PALERMO – Un sms. Poi, l’appuntamento. Le vite di due personaggi al centro di inchieste giudiziarie si incrociano. Ed è una sorpresa per gli stessi investigatori. Sono una donna, coinvolta in una brutta storia di rapimenti, e un uomo, crivellato di colpi in un agguato mafioso.
Lei è Larysa Moskalenko, ex campionessa olimpionica di vela. Lui è Juan Ramon Fernandez, narcotrafficante di droga al soldo del cartello italo-canadese, assassinato, alcuni mesi, fa assieme al complice Fernando Pimentel, bruciato e sepolto tra i rifiuti sotto una spessa lastra di eternit nei pressi di Casteldaccia.
“Un certo Juan Ramon Fernandez lei lo conosce?”, chiede il pubblico ministero Calogero Ferrara nel corso dell’interrogatorio alla bella ucraina, che risponde: “Non lo conosco”. Eppure, le ricorda il pm, “lo ha incontrato all’Hotel Jolly il 30 dicembre 2012 assieme al suo compagno, Giuseppe Marchese”. La donna giura di non conoscerlo, ci sono però delle fotografie che li ritraggono assieme. Il canadese venuto in Sicilia, a Bagheria per la precisione, per rinverdire i traffici internazionali di droga, era seguito a vista dai carabinieri del Ros.

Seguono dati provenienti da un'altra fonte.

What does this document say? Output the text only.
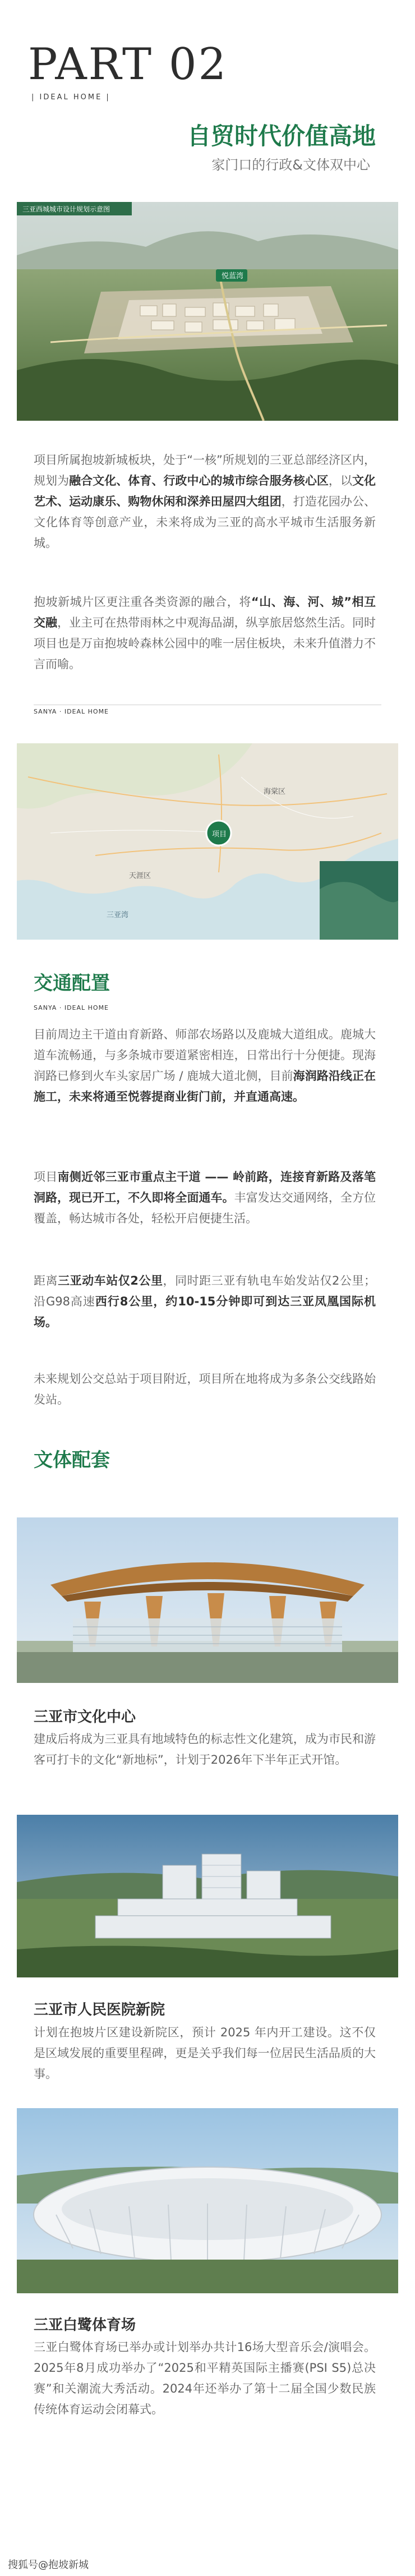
PART 02
| IDEAL HOME |
自贸时代价值高地
家门口的行政&文体双中心
三亚西城城市设计规划示意图
悦蓝湾
项目所属抱坡新城板块，处于“一核”所规划的三亚总部经济区内，规划为融合文化、体育、行政中心的城市综合服务核心区，以文化艺术、运动康乐、购物休闲和深养田屋四大组团，打造花园办公、文化体育等创意产业，未来将成为三亚的高水平城市生活服务新城。
抱坡新城片区更注重各类资源的融合，将“山、海、河、城”相互交融，业主可在热带雨林之中观海品湖，纵享旅居悠然生活。同时项目也是万亩抱坡岭森林公园中的唯一居住板块，未来升值潜力不言而喻。
SANYA · IDEAL HOME
项目
天涯区
海棠区
三亚湾
交通配置
SANYA · IDEAL HOME
目前周边主干道由育新路、师部农场路以及鹿城大道组成。鹿城大道车流畅通，与多条城市要道紧密相连，日常出行十分便捷。现海润路已修到火车头家居广场 / 鹿城大道北侧，目前海润路沿线正在施工，未来将通至悦蓉提商业街门前，并直通高速。
项目南侧近邻三亚市重点主干道 —— 岭前路，连接育新路及落笔洞路，现已开工，不久即将全面通车。丰富发达交通网络，全方位覆盖，畅达城市各处，轻松开启便捷生活。
距离三亚动车站仅2公里，同时距三亚有轨电车始发站仅2公里；沿G98高速西行8公里，约10-15分钟即可到达三亚凤凰国际机场。
未来规划公交总站于项目附近，项目所在地将成为多条公交线路始发站。
文体配套
三亚市文化中心
建成后将成为三亚具有地域特色的标志性文化建筑，成为市民和游客可打卡的文化“新地标”，计划于2026年下半年正式开馆。
三亚市人民医院新院
计划在抱坡片区建设新院区，预计 2025 年内开工建设。这不仅是区域发展的重要里程碑，更是关乎我们每一位居民生活品质的大事。
三亚白鹭体育场
三亚白鹭体育场已举办或计划举办共计16场大型音乐会/演唱会。2025年8月成功举办了“2025和平精英国际主播赛(PSI S5)总决赛”和关潮流大秀活动。2024年还举办了第十二届全国少数民族传统体育运动会闭幕式。
搜狐号@抱坡新城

Il ricordo riaffiora nella mente della Molskalenko. Ammette di avere conosciuto Ramon Fernandez tramite Marchese. Tra il suo compagno e il canadese assassinato c’erano delle trattative per l’affitto di “questo locale ex Soluzioni”. E l’ucraina l’avrebbe messo sul chi va là: “… sono gente pericolosa… loro mi hanno chiesto armi e io l’ho chiesto a lui”. A chiederle le armi sarebbero stati i due norvegesi a capo dell’organizzazione che avrebbe rapito bambini contesi fra coppie di genitori separati. Laddove i Tribunali e la burocrazia tardavano a fare il loro corso lì avrebbe trovato terreno fertile l’organizzazione.
Agli atti dell’inchiesta c’è un sms che la Moskalenko ha girato a Ramon Fernandez con il seguente testo: “Glock 261917, cz7585 9mm, Taser prezzo?”. La donna chideva all’uomo di procurarsi due pistole, una Glock e una CZ, di fabbricazione austriaca e ceca. Non solo, l’ucraina avrebbe proposto a Fernandez di partecipare alle operazioni di “recupero di un bambino in Tunisia: “Io gli ho detto a questo Fernandez che mi hanno chiesto…chiedere armi i novegesi che questi norvegesi vanno in Tunisia e fanno questo lavoro, siccome questo era tutto muscoloso uguale muscoloso tipo come Swarzenegger…”. E perché lo ha fatto? “Perché sono stupida, stupida”, ha tagliato corto la donna.
Non è l’unica frequentazione “pericolosa” dell’ex olimpionica. Dalle intercettazioni emergerebbe la sua conoscenza di alcuni mafiosi. Conoscenza che lei stessa ammette durante l’interrogatorio: “… io ho detto a loro che ho conosciuto mafiosi che si chiamavano fratelli Di Giovanni (Tommaso Di Giovanni, oggi in carcere, è stato regegente del clan di Porta Nuova ndr) quello era dove erano mie barche armeggiate a Marina Villa Igea, che è divisa in due parti dal lato di Villa Igea sotto ci sono due ormeggi proprio di Di Giovanni c’è la targa Di Giovanni io l’ho detto che si ho conosciuto queste persone da tanto tempo e poi loro sono stati arrestati per la mafia”.
Conoscenza casuale, ma nessuna frequentazione, ha spiegato la donna a cui nel frattempo sono stati concessi gli arresti domiciliari su richiesta dell’avvocato Vincenzo Giambruno. Si sono, infatti, affievolite le esigenze cautelari.